En dehors de l’agriculture biologique, il est tout à fait clair que le « big data » est un outil extrêmement important pour l’avenir de l’agriculture. Il permet d’envisager la deuxième révolution verte. Celle-ci a deux caractéristiques : 1/ elle est respectueuse des spécificités de l’exploitation et de son biotope ce qui signifie que les processus dynamiques sont privilégiés et les traitements ne sont ni systématiques ni préventifs.
2/ elle s’appuie sur les nouvelles technologies au premier rang desquelles le numérique et la donnée informatisée. Aux Etats-Unis cela s’appelle le « micro planting » soit l’utilisation massive de datas au sein des exploitations agricoles, quelles qu’en soient leurs caractéristiques, pour en accroitre la productivité.
Elle repose sur l’idée que, alors que les paramètres entrant en ligne de compte dans le biotope agricole sont extrêmement nombreux, les modèles n’en tiennent compte que de manière très limitée.
Or, l’exemple américain, et certains exemples des pays du Sud montrent qu’un traitement algorithmique des informations remontées par les capteurs que l’on trouve sur les exploitations agricoles, permettent une appréciation beaucoup plus fine du contexte réel dans lequel se trouvent les plantations considérées et du potentiel des fonctionnalités écosystémiques. Cela permet de limiter considérablement les besoins en intrants et en eau pour débuter. Cependant, les acteurs institutionnels ne jouent pas leur rôle et ces techniques sont le plus souvent méconnues par les agriculteurs.
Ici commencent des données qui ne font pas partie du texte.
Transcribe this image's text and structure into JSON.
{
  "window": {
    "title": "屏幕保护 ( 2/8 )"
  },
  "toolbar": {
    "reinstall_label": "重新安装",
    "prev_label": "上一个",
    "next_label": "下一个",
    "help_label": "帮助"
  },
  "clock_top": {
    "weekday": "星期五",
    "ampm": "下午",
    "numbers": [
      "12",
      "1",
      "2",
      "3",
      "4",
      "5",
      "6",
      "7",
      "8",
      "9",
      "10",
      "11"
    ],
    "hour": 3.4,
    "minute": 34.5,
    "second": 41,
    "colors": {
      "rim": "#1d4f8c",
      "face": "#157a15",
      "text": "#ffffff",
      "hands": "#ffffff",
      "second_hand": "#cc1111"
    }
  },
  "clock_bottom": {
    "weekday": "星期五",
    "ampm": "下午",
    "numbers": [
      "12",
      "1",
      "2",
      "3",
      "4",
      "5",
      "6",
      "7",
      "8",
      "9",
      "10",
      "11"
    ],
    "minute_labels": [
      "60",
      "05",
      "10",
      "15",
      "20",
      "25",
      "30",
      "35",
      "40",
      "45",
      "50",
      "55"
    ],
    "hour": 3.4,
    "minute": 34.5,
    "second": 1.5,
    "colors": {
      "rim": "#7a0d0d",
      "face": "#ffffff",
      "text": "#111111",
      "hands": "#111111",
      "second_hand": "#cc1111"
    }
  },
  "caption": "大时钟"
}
Mettre en œuvre à grande échelle les techniques de « big data » permettrait d’accroitre sensiblement la qualité de la production et de réduire fortement les coûts d’exploitation. (Annexe contribution Gilles Babinet) Cela nécessiterait également que Météo France ouvre l’accès à ses données.

Les enjeux sont énormes. Comme le note Gilles BABINET « ils vont de l’émergence d’un écosystème national en matière de startup agricoles, de la formation de spécialistes du numérique agricole et de la diffusion des processus permettant la mise en œuvre de ces techniques».